Section 16(a) of the Securities Exchange Act of 1934, as amended (the “Exchange Act”) requires the Company’s executive officers and directors and persons who own more than ten percent of a registered class of the Company’s equity securities to file an initial report of ownership on Form 3 and changes in ownership on Form 4 or Form 5 with the SEC and the NASDAQ Stock Market. Executive officers, directors and greater than 10% stockholders are also required by SEC rules to furnish the Company with copies of all Section 16(a) forms they file. Based solely on its review of the copies of such forms prepared and filed by it or received by it or on written representations from the reporting persons, the Company believes that, with respect to 2012, all filing requirements applicable to its officers, directors and 10% stockholders were complied with, except as follows: the Form 3 for Susan G. Swenson was filed March 13, 2012, one day after the filing date required under SEC rules.

DIRECTOR NOMINATIONS

There have been no material changes to the procedures by which security holders may recommend nominees to our board of directors since those procedures were described in our proxy statement for our 2012 annual meeting of stockholders.

AUDIT COMMITTEE

The Board has a separately-designated Audit Committee. The charter for the Audit Committee is posted on our website at www.harmonicinc.com.

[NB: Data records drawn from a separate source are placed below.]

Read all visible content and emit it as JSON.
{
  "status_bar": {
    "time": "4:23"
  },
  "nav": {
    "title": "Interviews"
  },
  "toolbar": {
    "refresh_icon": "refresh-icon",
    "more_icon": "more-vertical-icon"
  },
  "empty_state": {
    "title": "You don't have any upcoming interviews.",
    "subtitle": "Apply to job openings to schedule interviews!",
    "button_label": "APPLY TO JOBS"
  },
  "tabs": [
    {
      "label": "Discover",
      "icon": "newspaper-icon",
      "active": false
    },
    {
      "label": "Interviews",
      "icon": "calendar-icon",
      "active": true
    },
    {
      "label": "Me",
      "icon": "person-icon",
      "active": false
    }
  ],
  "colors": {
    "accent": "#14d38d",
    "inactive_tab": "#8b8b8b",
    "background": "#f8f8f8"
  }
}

The Audit Committee currently consists of Messrs. Covert and Reddersen and Ms. Swenson, each of whom is independent under Rule 10A-3 of the Exchange Act and under applicable NASDAQ Stock Market listing standards. The Audit Committee serves as the representative of the Board for general oversight of the quality and integrity of Harmonic’s financial accounting and reporting process, system of internal control over financial reporting, management of financial risks, audit process, and process for monitoring the compliance with related laws and regulations. The Audit Committee engages the Company’s independent registered public accounting firm and approves the scope of both audit and non-audit services. Matters within the scope of the Audit Committee were also discussed in executive sessions at regularly scheduled meetings of the Board in 2012. The Audit Committee held eight meetings during 2012.

The Board has determined that Mr. Covert is an “audit committee financial expert,” as defined by the current rules of the SEC. The Board believes that Mr. Covert’s experience as the chief financial officer of several companies publicly traded on U.S. stock exchanges qualifies him as an “audit committee financial expert” because he has acquired relevant expertise and experience from performing his duties as a chief financial officer.

CODE OF BUSINESS CONDUCT AND ETHICS

Harmonic has adopted a Code of Business Conduct and Ethics for Senior Operational and Financial Leadership (the “Code”), which applies to its Chief Executive Officer, its Chief Financial Officer, its Corporate Controller and other senior operational and financial management. The Code is available on the Company’s website at www.harmonicinc.com.

Harmonic intends to satisfy the disclosure requirement under Form 8-K regarding an amendment to, or waiver from, a provision of the Code by posting such information on our website, at the address specified above, and, to the extent required by the listing standards of the NASDAQ Global Select Market, by filing a Current Report on Form 8-K with the Securities and Exchange Commission disclosing such information.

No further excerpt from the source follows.